Nash v. Hermosilla
Before: Burnett, Terry
Synopsis
Where A agreed with his tenant, who was occupying a wooden building, that if he would give up his lease, A would erect a brick building, to cover such portion of the lot as would be satisfactory to the tenant, and would give him possession within three weeks, and a lease of the premises for six months, with the privilege of twelve months, or on failure so to do, would pay the tenant five hundred dollars damages: Held, on breach of the contract on the part of A, that the sum named was a penalty, and not liquidated damages.
Burnett, J., delivered the opinion of the Court—Terry, C. J., concurring. The cases upon this subject are numerous, and it is difficult to deduce from them any certain and definite rule. In fact, the transactions of individuals are so various, and the circumstances of many cases so peculiar, that no certain rule can be adopted for all cases. But, from the decisions, the following results seem to be substantially correct:
1. When the party stipulates to pay a stated sum for a given period of time during the continuance of the failure, then the damages are to be considered as liquidated. (Aylet v. Dodd, 2 Atk., 238 ; Fletcher v. Dyck, 2 Term R., 32 ; Smith v. Smith, 4 Wend., 468.)
2. When the agreement is not to cany on trade at a particular place ; not to run a stage-coach on a particular road; not to publish a rival newspaper; not to run a rival steamer on a particular route. In all these cases, the sum stated must be taken as liquidated damages. (Green v. Price, 13 Meeson & W., 695; Leighton v. Wales, 3 ib., 545; Williams v. Dakin, 22 Wend., 401; Cal. Steam Nav. Co. v. Wright, 6 Cal., 258.)
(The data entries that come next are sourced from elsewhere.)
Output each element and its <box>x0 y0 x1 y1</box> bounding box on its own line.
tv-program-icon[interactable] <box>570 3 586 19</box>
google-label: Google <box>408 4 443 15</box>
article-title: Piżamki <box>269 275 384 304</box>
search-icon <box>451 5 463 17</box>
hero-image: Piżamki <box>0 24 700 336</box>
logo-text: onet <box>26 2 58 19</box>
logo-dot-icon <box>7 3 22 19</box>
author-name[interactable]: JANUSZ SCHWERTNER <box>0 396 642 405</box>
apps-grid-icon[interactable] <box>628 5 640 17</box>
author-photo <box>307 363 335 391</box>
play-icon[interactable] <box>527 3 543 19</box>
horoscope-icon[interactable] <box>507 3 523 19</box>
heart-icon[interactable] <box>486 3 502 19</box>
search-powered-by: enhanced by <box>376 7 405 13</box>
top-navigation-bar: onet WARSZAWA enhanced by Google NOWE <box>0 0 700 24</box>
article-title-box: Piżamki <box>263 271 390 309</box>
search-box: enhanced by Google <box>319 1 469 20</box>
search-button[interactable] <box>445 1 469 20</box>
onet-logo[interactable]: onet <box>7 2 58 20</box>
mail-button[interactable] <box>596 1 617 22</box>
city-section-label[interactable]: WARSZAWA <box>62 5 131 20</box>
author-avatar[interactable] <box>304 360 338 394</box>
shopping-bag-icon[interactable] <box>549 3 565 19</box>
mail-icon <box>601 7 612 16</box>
3. When the party stipulates to marry no other person; to convey land or pay a named sum, the price of the land having been received by him; the damages are liquidated. (Lowe v. Peers, 3 Burr., 225; Slasson v. Beadle, 7 John., 71.)
4. When a named sum is to bo paid for every acre of land ploughed up contrary to agreement; when a stated sum is to be paid for each article not delivered; the damages must be considered as liquidated.
5. When the party stipulates to erect a building in a particular manner, within a given time, and upon failure to pay a named sum, it must be considered in the nature of a penalty. (Tayloe v. Sandiford, 7 Wheaton, 13 ; Moore & Hunt v. Platte County, 8 Mo., 467.)
[588]In Taylor v. Sandiford, Chief Justice Marshall said : “In general, a sum of money in gross, to be paid for the non-performance of an agreement, is considered as a penalty. * * It will not, of course, be considered as liquidated damages; and it will be incumbent on the party who claims them to show that they were so considered by the contracting parties.”
The present case seems to fall within the rule applicable to building contracts. In this case, the defendant stipulated that she would erect a brick building to cover such portion of the lot as would be satisfactory to plaintiff, and give him possession within three weeks; the plaintiff to have possession for six months, with the privilege of twelve months, or more; and upon failure to perform the agreement, she was to pay to plaintiff the sum of five hundred dollars damages.